Mayor foils Lansdowne Park height limits

A bid to restrict the height of buildings at a redeveloped Lansdowne Park has failed, with the help of a vote by Mayor Larry O'Brien.

A bid to restrict the height of buildings at a redeveloped Lansdowne Park has failed, with the help of a tie-breaking vote by Mayor Larry O'Brien.

Nearby residents and other opponents of the redevelopment plan wanted the city's planning committee to reject zoning changes that would allow for tall buildings that critics say are out of character with the neighbourhood.

They also wanted to save a strip of green space along Holmwood Avenue in the Glebe.

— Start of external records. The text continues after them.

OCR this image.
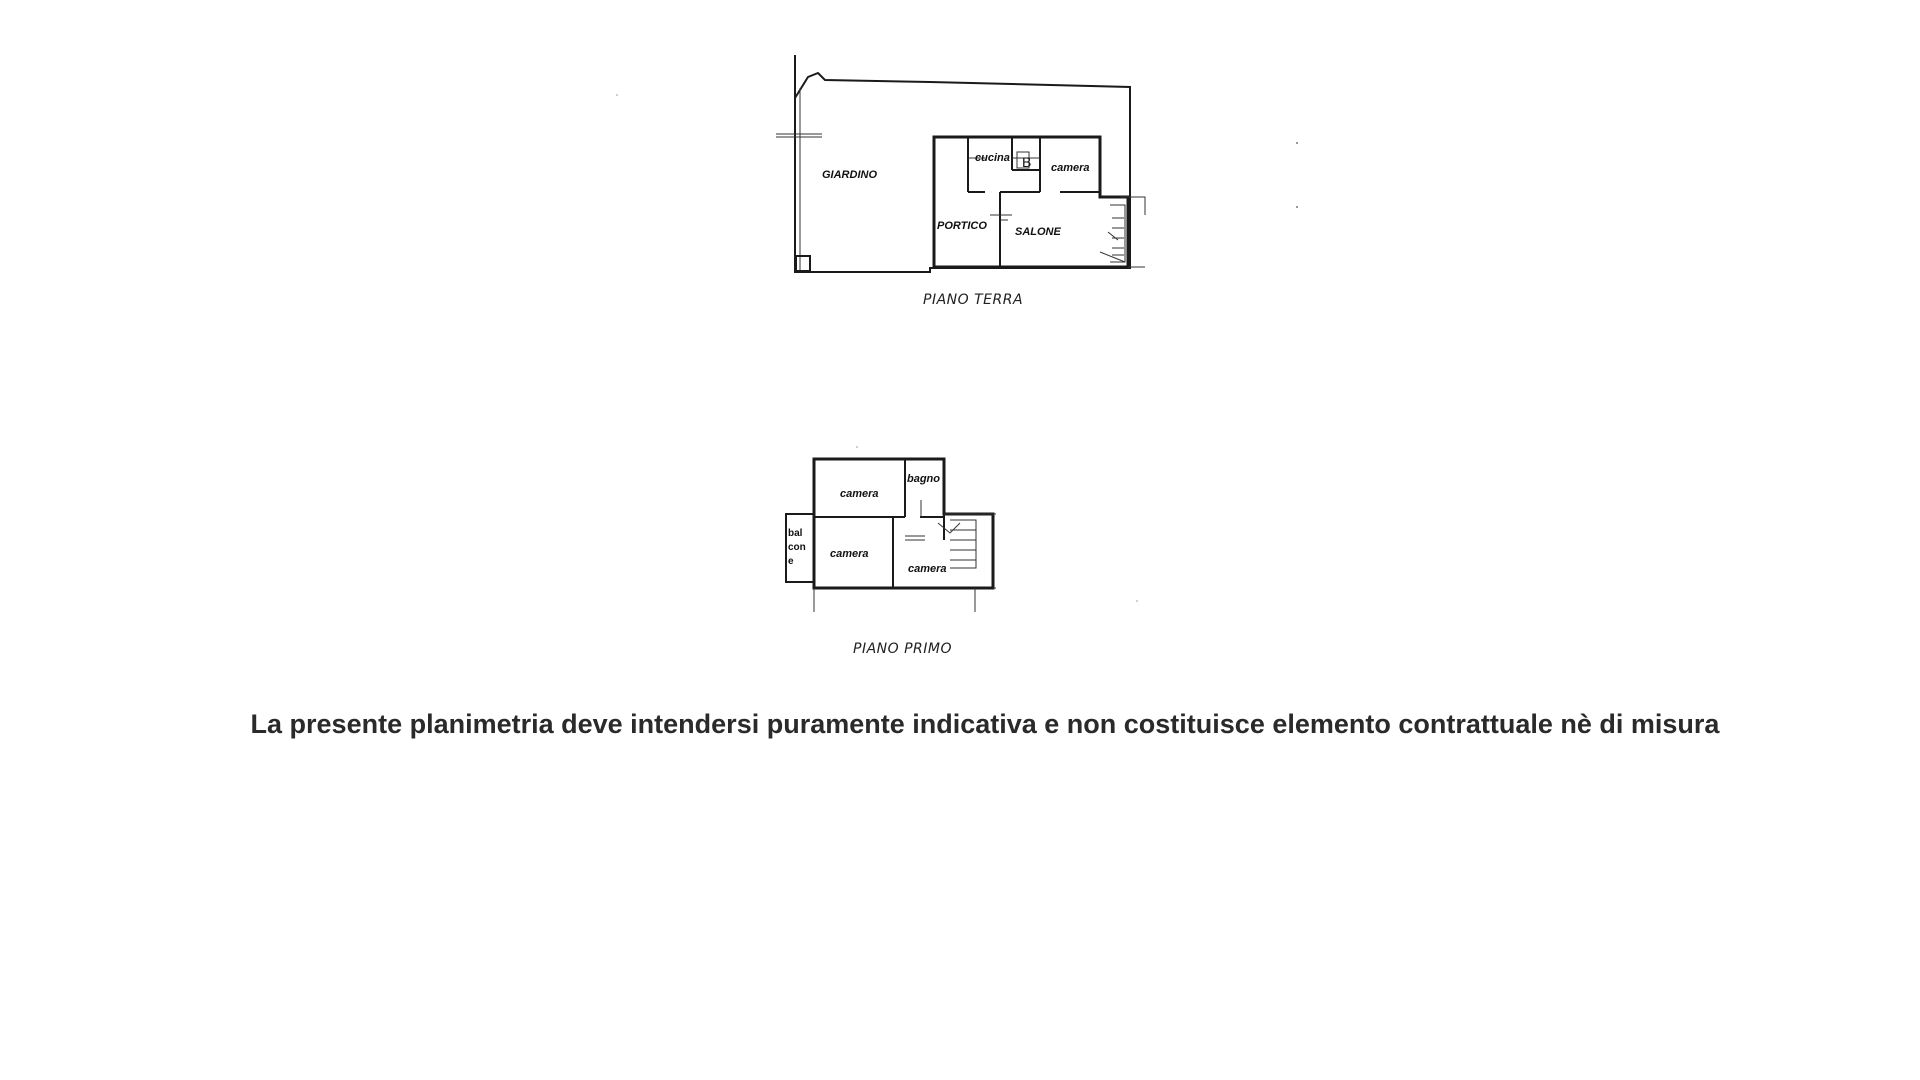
GIARDINO
cucina B camera
PORTICO	SALONE
PIANO TERRA
camera
bagno
bal
con
e
camera
camera
PIANO PRIMO
La presente planimetria deve intendersi puramente indicativa e non costituisce elemento contrattuale nè di misura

But it appears the changes will go through, with Mayor Larry O'Brien playing a major role in the decision.

Ottawa councillors picked sides in the Lansdowne debate a long time ago, and on Tuesday they stuck to them.

The city wants to rezone Lansdowne Park to allow two residential towers — 17 and 20 storeys high — on Bank Street, as well as a row of four-storey condos, with 30-metre buildings set just behind them, along Holmwood Avenue.

That would obliterate the strip of grass and trees known as Sylvia Holden Park.

Committee split

Four councillors on the planning committee, including Michel Bellemare, spoke out against the rezoning.

"It is over-intensification, not compatible with the character of the area. It is not how we should be building Ottawa," Bellemare said.

But four other councillors opposed any attempt to reduce the height of the buildings.

The rezoning would have failed on a tie, but halfway through Tuesday afternoon, O'Brien showed up to break the stalemate.

O'Brien isn't a member of the committee, but as mayor he's allowed to cast a vote. That frustrated Kanata South Coun. Peggy Feltmate.

"I know that I'm going to be on the losing piece of it and what-not, and you know we brought the mayor in. He never comes and votes, but here he is today. Thank you very much for showing up," Feltmate said.

It also disappointed Holmwood Avenue resident Robert Martin, who said he may now be looking across the street from his home at a 30-metre-high wall.

"[It] speaks to the fact that they just want to ram this through. It's devil-may-care, they're not interested in any community input. They just want to ram it through," Martin said.